Tag Archives: physics

Tying up the loose ends

The Elegant Universe

By Brian Greene

Although this book is for someone with more than just a casual interest in the nature of the universe, it is nevertheless an excellent account of the most challenging big idea of our time – String Theory. Brian Greene’s The Elegant Universe proved very popular when it was first published a decade ago, and it is not hard to see why. His approach to String Theory is one of absolute wonder and, at the same time, the cool objectivity a decent teachers needs in order to explain it to his pupils.

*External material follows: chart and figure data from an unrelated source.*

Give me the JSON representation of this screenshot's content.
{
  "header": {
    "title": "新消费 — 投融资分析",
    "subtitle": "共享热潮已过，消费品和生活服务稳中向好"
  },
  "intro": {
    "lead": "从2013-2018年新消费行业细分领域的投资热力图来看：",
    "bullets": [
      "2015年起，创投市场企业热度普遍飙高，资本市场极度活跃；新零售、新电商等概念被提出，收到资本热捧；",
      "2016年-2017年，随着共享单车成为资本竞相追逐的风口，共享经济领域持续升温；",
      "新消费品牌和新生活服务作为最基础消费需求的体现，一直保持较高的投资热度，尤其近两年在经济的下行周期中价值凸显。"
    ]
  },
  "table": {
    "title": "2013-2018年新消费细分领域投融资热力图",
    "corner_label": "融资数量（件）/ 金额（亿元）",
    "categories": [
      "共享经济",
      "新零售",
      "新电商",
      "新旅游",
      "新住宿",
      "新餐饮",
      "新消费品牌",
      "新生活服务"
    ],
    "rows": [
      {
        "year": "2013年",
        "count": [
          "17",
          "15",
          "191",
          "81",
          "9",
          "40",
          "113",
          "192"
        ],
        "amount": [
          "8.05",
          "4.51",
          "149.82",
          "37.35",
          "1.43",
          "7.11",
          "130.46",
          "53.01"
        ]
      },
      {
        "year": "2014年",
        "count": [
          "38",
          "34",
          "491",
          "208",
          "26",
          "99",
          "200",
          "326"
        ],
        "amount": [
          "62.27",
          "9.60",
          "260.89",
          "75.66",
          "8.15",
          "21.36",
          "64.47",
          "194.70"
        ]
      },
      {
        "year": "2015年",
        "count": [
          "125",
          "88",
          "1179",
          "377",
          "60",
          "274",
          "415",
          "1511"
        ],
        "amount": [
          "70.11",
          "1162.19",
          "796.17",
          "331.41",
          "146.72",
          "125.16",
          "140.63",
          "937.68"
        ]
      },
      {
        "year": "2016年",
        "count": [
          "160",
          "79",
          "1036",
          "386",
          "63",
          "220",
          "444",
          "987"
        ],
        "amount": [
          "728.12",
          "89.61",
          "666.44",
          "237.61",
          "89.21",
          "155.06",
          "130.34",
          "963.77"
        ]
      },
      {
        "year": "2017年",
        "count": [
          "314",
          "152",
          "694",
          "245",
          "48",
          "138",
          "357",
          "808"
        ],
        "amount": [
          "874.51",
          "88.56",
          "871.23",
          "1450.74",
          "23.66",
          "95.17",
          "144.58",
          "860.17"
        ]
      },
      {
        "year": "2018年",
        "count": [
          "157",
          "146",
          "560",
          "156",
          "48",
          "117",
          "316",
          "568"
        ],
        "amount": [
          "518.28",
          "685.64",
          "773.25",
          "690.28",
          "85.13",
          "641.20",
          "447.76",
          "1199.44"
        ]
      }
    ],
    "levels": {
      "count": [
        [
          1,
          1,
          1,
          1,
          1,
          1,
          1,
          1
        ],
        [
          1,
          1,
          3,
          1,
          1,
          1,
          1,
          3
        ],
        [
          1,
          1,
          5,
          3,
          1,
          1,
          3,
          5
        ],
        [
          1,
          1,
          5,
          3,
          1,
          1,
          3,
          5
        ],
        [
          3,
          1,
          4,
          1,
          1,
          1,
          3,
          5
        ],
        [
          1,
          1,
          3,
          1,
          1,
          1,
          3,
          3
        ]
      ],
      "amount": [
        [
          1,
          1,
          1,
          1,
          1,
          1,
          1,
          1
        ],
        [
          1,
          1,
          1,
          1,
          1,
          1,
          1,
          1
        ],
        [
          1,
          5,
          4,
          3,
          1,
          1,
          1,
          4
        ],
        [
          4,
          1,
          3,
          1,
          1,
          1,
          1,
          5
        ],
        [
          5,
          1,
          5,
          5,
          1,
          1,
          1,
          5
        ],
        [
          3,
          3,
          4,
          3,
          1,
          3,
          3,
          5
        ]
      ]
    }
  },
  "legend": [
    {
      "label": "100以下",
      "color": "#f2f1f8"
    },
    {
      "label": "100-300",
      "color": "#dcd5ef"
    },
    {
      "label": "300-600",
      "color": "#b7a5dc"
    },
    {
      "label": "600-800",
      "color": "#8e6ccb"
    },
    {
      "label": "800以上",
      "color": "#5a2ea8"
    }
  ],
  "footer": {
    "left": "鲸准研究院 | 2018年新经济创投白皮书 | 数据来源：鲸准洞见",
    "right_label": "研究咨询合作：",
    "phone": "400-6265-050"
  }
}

Greene strikes this balance with perfection. His examples are tangible and understandable, his descriptions reasonable. And he weaves together some of the biggest ideas in physics beautifully: in Greene’s hands, you can hear the universe clicking together. No longer are Newton’s gravity and Einstein’s space-time and Feynman’s quanta locked in their contradictory silos. Greene shows how String Theory unites them. Tantalisingly, he even hints at discoveries expected but yet to happen as of the time of writing. It’s now up to me to find out what’s happened in String Theory over the last decade. Now that the Large Hadron Collider is warming up properly, what a great time!

Classic, but not timeless

A Brief History of Time

by Stephen Hawking

The wonderful thing about this book is that Hawking is smart enough to recognise that it is a snapshot. The book’s popularity and acclaim could lead one to the assumption that it will be a timeless contribution to science writing. It may stick around for some time, but much of what it says will be proven wrong or irrelevant. That, so I learn, is the nature of physics. And what an excellent basis for a non-fiction book.

The book itself is brilliant. Hawking’s writing is lucid, crisp and full of character. I particularly liked his little jokes (to himself more than the reader) at some paragraphs that detail the wacky properties of, say, quantum mechanics or the superstring theory. As a lay reader who has fallen out of the science world over recent years, this book was a very useful introduction to the history of physics, time and cosmology – and many other sciences. Hawking moves from Copernicus through Newton and Einstein and right to his own research in a seamless fashion. The reader is, crucially, helped to understand how all the great theories of physics have developed together – their overlaps, their clashes and their limitations.

Hawking even respects human culture enough to bring into his book non-scientific understandings of the world. He frequently refers to one “God” (presumably a Judaeo-Christian god), and how questions around the creation of the universe can be answered differently by different types of philosopher, including theists and physicists.

An extra note. I was reading the illustrated edition, which contains several hundred diagrams, illustrations and photographs. I cannot imagine reading Hawking’s text without these – articulate though it is. The pictures help a great deal in the understanding of the book’s big ideas.